One of the key ‘media’—to use a term coined by the sociologist Niklas Luhmann—of Romanticism was love. Precisely because each individual is increasingly understood as a world in himself or herself, a strong medium was required that nevertheless bridges the gap between individuals, thus establishing, for example, family units in a society that rejected arranged marriage. Love accomplished this by making the singularity of the loved one the magnifying glass through which one experienced the world and oneself (see de Staël, On the Influence of the Passions on the Well-Being of Individuals and of Nations, [De l’influence des passionssur le bonheur des individus et des nations] 1796).

The totality of perception made possible by Romantic love also allowed for an appreciation of sexuality as one legitimate aspect of love. To love meant to love relationality. The price of this love was the preservation of the very distances that love set out to overcome.
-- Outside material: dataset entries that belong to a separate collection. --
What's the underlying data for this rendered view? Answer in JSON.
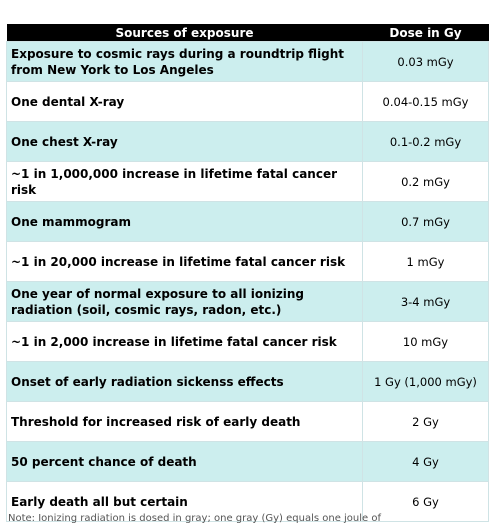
{
  "table": {
    "headers": {
      "source": "Sources of exposure",
      "dose": "Dose in Gy"
    },
    "rows": [
      {
        "source": "Exposure to cosmic rays during a roundtrip flight from New York to Los Angeles",
        "dose": "0.03 mGy"
      },
      {
        "source": "One dental X-ray",
        "dose": "0.04-0.15 mGy"
      },
      {
        "source": "One chest X-ray",
        "dose": "0.1-0.2 mGy"
      },
      {
        "source": "~1 in 1,000,000 increase in lifetime fatal cancer risk",
        "dose": "0.2 mGy"
      },
      {
        "source": "One mammogram",
        "dose": "0.7 mGy"
      },
      {
        "source": "~1 in 20,000 increase in lifetime fatal cancer risk",
        "dose": "1 mGy"
      },
      {
        "source": "One year of normal exposure to all ionizing radiation (soil, cosmic rays, radon, etc.)",
        "dose": "3-4 mGy"
      },
      {
        "source": "~1 in 2,000 increase in lifetime fatal cancer risk",
        "dose": "10 mGy"
      },
      {
        "source": "Onset of early radiation sickenss effects",
        "dose": "1 Gy (1,000 mGy)"
      },
      {
        "source": "Threshold for increased risk of early death",
        "dose": "2 Gy"
      },
      {
        "source": "50 percent chance of death",
        "dose": "4 Gy"
      },
      {
        "source": "Early death all but certain",
        "dose": "6 Gy"
      }
    ]
  },
  "colors": {
    "header_bg": "#000000",
    "header_text": "#ffffff",
    "shaded_row": "#cceeee",
    "plain_row": "#ffffff"
  },
  "footer": {
    "text": "Note: Ionizing radiation is dosed in gray; one gray (Gy) equals one joule of"
  }
}
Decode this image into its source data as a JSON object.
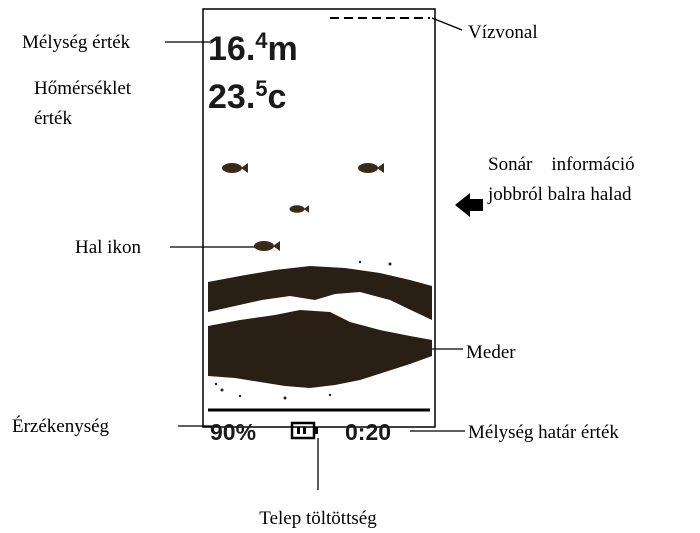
{
  "screen": {
    "depth": {
      "main": "16.",
      "sup": "4",
      "unit": "m"
    },
    "temperature": {
      "main": "23.",
      "sup": "5",
      "unit": "c"
    },
    "sensitivity": "90%",
    "depth_range": "0:20"
  },
  "labels": {
    "depth_value": "Mélység érték",
    "water_line": "Vízvonal",
    "temperature_value": [
      "Hőmérséklet",
      "érték"
    ],
    "sonar_info": [
      "Sonár    információ",
      "jobbról balra halad"
    ],
    "fish_icon": "Hal ikon",
    "bed": "Meder",
    "sensitivity": "Érzékenység",
    "depth_limit": "Mélység határ érték",
    "battery": "Telep töltöttség"
  }
}
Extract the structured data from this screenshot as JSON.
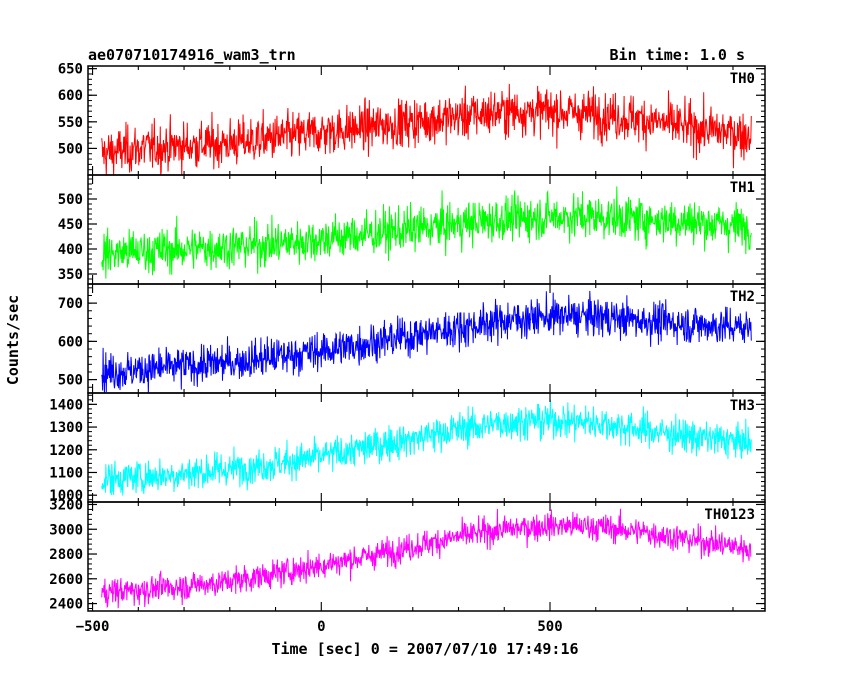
{
  "chart_data": {
    "type": "line",
    "title_left": "ae070710174916_wam3_trn",
    "title_right": "Bin time: 1.0 s",
    "xlabel": "Time [sec] 0 = 2007/07/10 17:49:16",
    "ylabel": "Counts/sec",
    "xlim": [
      -510,
      970
    ],
    "x_ticks": [
      -500,
      0,
      500
    ],
    "x_tick_labels": [
      "−500",
      "0",
      "500"
    ],
    "x_data_range": [
      -480,
      940
    ],
    "bin_time": 1.0,
    "grid": false,
    "panels": [
      {
        "name": "TH0",
        "color": "#ff0000",
        "ylim": [
          450,
          655
        ],
        "y_ticks": [
          500,
          550,
          600,
          650
        ],
        "y_tick_labels": [
          "500",
          "550",
          "600",
          "650"
        ],
        "trend": {
          "x": [
            -480,
            -400,
            -300,
            -200,
            -100,
            0,
            100,
            200,
            300,
            400,
            500,
            600,
            700,
            800,
            940
          ],
          "y": [
            490,
            500,
            505,
            510,
            520,
            530,
            540,
            550,
            560,
            570,
            570,
            565,
            555,
            540,
            525
          ]
        },
        "noise": 22
      },
      {
        "name": "TH1",
        "color": "#00ff00",
        "ylim": [
          330,
          548
        ],
        "y_ticks": [
          350,
          400,
          450,
          500
        ],
        "y_tick_labels": [
          "350",
          "400",
          "450",
          "500"
        ],
        "trend": {
          "x": [
            -480,
            -400,
            -300,
            -200,
            -100,
            0,
            100,
            200,
            300,
            400,
            500,
            600,
            700,
            800,
            940
          ],
          "y": [
            390,
            395,
            400,
            405,
            410,
            420,
            430,
            440,
            450,
            460,
            465,
            465,
            460,
            455,
            445
          ]
        },
        "noise": 22
      },
      {
        "name": "TH2",
        "color": "#0000ff",
        "ylim": [
          465,
          750
        ],
        "y_ticks": [
          500,
          600,
          700
        ],
        "y_tick_labels": [
          "500",
          "600",
          "700"
        ],
        "trend": {
          "x": [
            -480,
            -400,
            -300,
            -200,
            -100,
            0,
            100,
            200,
            300,
            400,
            500,
            600,
            700,
            800,
            940
          ],
          "y": [
            520,
            525,
            535,
            545,
            560,
            575,
            595,
            615,
            635,
            655,
            665,
            665,
            655,
            645,
            635
          ]
        },
        "noise": 25
      },
      {
        "name": "TH3",
        "color": "#00ffff",
        "ylim": [
          970,
          1450
        ],
        "y_ticks": [
          1000,
          1100,
          1200,
          1300,
          1400
        ],
        "y_tick_labels": [
          "1000",
          "1100",
          "1200",
          "1300",
          "1400"
        ],
        "trend": {
          "x": [
            -480,
            -400,
            -300,
            -200,
            -100,
            0,
            100,
            200,
            300,
            400,
            500,
            600,
            700,
            800,
            940
          ],
          "y": [
            1070,
            1080,
            1095,
            1115,
            1140,
            1170,
            1210,
            1250,
            1290,
            1320,
            1330,
            1320,
            1290,
            1260,
            1230
          ]
        },
        "noise": 38
      },
      {
        "name": "TH0123",
        "color": "#ff00ff",
        "ylim": [
          2340,
          3220
        ],
        "y_ticks": [
          2400,
          2600,
          2800,
          3000,
          3200
        ],
        "y_tick_labels": [
          "2400",
          "2600",
          "2800",
          "3000",
          "3200"
        ],
        "trend": {
          "x": [
            -480,
            -400,
            -300,
            -200,
            -100,
            0,
            100,
            200,
            300,
            400,
            500,
            600,
            700,
            800,
            940
          ],
          "y": [
            2490,
            2510,
            2540,
            2580,
            2640,
            2710,
            2780,
            2860,
            2940,
            3000,
            3030,
            3020,
            2980,
            2920,
            2840
          ]
        },
        "noise": 55
      }
    ]
  }
}
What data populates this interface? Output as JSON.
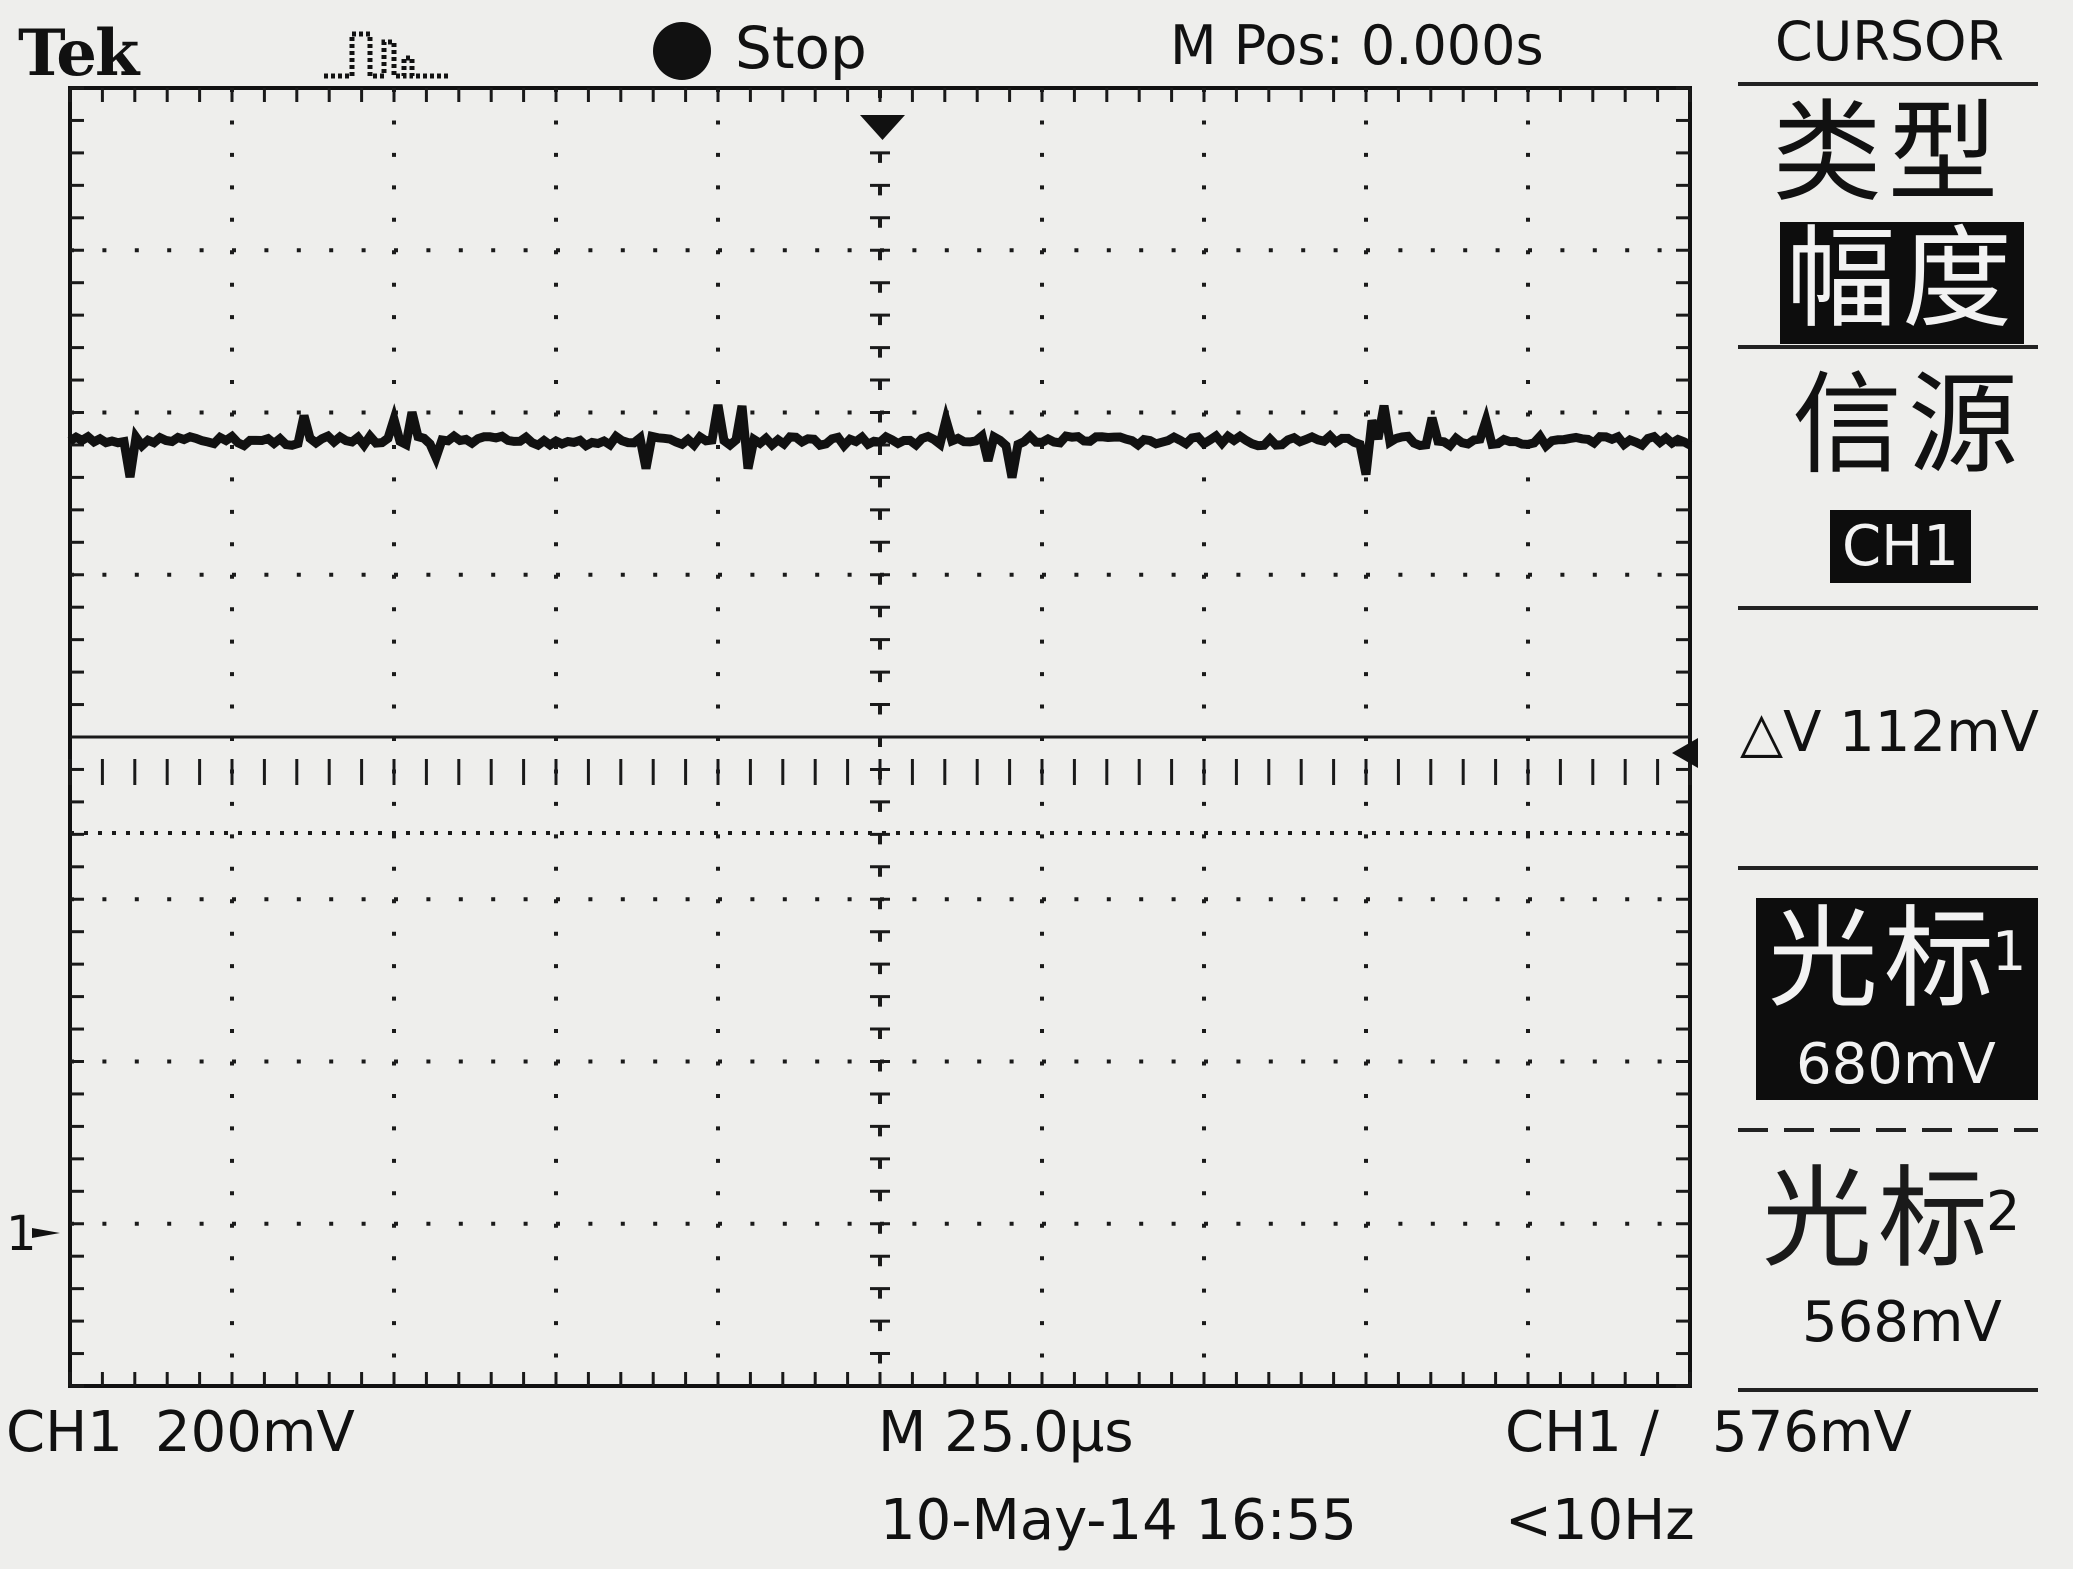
{
  "header": {
    "brand": "Tek",
    "acquisition_icon": "pulse-icon",
    "run_status": "Stop",
    "horizontal_position": "M Pos: 0.000s"
  },
  "menu": {
    "title": "CURSOR",
    "type_label": "类型",
    "type_value": "幅度",
    "source_label": "信源",
    "source_value": "CH1",
    "delta": "△V 112mV",
    "cursor1_label": "光标",
    "cursor1_index": "1",
    "cursor1_value": "680mV",
    "cursor2_label": "光标",
    "cursor2_index": "2",
    "cursor2_value": "568mV"
  },
  "screen": {
    "channel_marker": "1",
    "colors": {
      "trace": "#111111",
      "background": "#eeeeec",
      "grid": "#222222"
    }
  },
  "footer": {
    "channel": "CH1",
    "volts_per_div": "200mV",
    "timebase": "M 25.0µs",
    "trigger_source": "CH1",
    "trigger_slope": "/",
    "trigger_level": "576mV",
    "date_time": "10-May-14 16:55",
    "frequency": "<10Hz"
  }
}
Still, Romantic love preserved the asymmetry between the sexes, with the man’s love reflecting the nature of relation (as Luhmann puts it: the man loves loving), and the woman simply loving the man. Whereas this imbalance ensured a more direct emotional involvement of the woman, it bared her from reflection and thereby also from gaining a self. In his Philosophical Studies (Philosophische Studien, 1800), Novalis made explicit that which seems to underlie most thought around 1800: The man has to master his nature and to accomplish law and control for the Individuo…. The woman has to obey nature— and to master her individual.’